A: The answer is surprising! According to the National Association of Dental Plans, only 2.8% of people
participating with a PPO dental plan reach or exceed their plans annual maximum. Many people also have
Flexible Spending Accounts, which help pay for dental and medical care with pre-tax dollars.

If less than 3% of patients reach their plan year maximum, PPO plans that restrict fees for covered services have a far greater impact on doctors than fee capping restrictions for non-covered procedures after annual maximums are reached.

Q: Is it legal for a PPO provider to charge an upgraded lab or materials fee in addition to the
crown fee?

A: Any associated laboratory fees and materials are considered inclusive to the global fee for a crown. Reporting an additional fee may be considered unbundling. PPO providers should review each PPO contract and Processing Policy Manual regarding laboratory fees and materials.
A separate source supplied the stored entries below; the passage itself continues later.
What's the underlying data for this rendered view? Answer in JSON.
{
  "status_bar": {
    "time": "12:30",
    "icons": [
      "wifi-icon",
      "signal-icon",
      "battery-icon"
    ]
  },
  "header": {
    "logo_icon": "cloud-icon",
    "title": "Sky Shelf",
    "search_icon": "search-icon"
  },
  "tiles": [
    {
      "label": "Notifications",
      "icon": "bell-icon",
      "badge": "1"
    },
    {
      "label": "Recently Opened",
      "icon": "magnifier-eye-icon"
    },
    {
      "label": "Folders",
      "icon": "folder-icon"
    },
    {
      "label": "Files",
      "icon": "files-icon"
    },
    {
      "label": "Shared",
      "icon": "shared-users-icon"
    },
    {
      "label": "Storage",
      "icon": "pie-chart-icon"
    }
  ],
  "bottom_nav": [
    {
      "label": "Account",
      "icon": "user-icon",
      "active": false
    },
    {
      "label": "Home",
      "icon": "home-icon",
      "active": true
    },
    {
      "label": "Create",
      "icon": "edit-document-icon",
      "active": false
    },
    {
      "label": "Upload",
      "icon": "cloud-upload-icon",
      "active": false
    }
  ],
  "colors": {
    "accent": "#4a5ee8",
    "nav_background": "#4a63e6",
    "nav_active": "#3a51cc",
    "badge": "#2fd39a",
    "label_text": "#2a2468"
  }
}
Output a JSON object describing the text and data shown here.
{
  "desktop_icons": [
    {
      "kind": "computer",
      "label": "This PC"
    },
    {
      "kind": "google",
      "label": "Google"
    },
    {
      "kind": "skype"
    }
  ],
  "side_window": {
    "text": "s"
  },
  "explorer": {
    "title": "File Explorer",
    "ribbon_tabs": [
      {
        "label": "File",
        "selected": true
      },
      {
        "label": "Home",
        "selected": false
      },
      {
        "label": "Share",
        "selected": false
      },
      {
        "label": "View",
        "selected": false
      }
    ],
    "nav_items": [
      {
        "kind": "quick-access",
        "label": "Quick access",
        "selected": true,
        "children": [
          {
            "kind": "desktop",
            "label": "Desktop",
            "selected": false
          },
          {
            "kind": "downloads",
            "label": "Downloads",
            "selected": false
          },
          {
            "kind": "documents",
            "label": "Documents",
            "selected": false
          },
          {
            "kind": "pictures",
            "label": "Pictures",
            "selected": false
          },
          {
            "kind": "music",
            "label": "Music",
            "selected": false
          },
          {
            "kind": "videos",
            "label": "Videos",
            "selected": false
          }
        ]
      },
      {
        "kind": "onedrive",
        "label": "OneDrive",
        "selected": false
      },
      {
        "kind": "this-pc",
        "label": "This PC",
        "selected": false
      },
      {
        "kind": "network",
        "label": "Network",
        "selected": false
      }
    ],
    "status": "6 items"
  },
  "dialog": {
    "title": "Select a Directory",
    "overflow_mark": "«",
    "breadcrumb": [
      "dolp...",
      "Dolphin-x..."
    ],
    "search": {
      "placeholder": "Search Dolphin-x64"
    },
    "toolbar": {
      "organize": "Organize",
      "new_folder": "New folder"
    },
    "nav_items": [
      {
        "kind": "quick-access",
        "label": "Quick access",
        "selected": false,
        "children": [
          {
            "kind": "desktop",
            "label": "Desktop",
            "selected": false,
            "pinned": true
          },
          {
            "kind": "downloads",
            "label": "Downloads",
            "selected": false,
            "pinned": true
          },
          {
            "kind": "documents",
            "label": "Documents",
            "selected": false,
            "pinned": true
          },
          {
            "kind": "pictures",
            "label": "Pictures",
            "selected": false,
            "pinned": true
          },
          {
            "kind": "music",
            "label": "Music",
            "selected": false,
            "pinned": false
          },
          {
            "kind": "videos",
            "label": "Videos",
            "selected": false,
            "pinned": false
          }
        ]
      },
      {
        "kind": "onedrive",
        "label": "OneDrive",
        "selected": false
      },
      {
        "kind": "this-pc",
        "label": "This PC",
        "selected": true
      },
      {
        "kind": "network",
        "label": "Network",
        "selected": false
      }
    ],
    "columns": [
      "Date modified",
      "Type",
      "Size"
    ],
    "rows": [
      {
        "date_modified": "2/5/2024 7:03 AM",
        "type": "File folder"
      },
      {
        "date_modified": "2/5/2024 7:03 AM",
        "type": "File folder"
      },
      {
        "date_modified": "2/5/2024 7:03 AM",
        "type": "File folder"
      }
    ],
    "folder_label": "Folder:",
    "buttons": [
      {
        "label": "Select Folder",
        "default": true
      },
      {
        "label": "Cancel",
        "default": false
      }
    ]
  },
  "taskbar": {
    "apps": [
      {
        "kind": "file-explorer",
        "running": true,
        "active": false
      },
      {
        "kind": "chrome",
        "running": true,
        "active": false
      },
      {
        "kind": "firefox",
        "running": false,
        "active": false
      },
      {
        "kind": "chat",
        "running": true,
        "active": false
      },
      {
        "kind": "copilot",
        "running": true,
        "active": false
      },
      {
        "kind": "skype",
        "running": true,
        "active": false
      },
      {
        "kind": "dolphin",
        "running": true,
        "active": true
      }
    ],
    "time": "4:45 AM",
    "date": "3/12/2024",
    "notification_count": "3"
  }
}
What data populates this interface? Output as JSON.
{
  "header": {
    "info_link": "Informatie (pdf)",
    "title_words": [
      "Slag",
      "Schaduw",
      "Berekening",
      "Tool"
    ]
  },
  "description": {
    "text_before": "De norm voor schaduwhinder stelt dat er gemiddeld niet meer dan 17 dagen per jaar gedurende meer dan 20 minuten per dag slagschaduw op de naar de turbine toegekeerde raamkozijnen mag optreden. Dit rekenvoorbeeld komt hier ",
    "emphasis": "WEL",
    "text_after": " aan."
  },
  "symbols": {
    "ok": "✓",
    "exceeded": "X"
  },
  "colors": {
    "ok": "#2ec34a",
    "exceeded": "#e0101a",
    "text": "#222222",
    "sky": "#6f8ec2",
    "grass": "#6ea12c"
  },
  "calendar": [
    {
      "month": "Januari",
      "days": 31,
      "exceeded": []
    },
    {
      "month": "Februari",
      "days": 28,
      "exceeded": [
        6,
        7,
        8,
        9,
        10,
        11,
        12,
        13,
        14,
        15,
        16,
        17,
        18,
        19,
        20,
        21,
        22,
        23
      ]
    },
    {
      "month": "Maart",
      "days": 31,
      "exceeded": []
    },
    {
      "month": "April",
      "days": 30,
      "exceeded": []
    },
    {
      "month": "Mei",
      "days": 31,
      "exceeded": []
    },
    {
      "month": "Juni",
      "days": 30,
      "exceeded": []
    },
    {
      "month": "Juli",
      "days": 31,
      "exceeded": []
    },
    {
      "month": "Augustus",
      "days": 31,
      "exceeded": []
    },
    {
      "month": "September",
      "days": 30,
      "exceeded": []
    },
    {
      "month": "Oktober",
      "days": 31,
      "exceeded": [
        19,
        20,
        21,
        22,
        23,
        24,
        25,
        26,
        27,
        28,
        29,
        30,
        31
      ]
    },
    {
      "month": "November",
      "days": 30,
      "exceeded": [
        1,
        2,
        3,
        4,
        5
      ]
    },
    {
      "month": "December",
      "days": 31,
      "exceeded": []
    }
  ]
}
One example, from Delta Dental, Dentist Handbook, National Processing Policies, January 2020 states the

“Tooth preparation, temporary restorations, laboratory fees and material, cement bases,
impressions, occlusal adjustment, gingivectomies (on the same date of service) and local anesthesia
are considered to be included in the fee for a crown restoration. Separate fees for these procedures
by the same dentist/dental office are not billable to the patient on the same date of service. Fees
for buildups not required for retention are not billable to the patient.”

Optional services may apply in some cases. This allows the practice to charge the patient a higher lab fee for the upgraded service. See “PPO” on pages 241-245 for more information on optional services.

Note: This is a legal question and we advise that you contact a healthcare attorney who is knowledgeable
about the federal and state laws regarding this billing practice.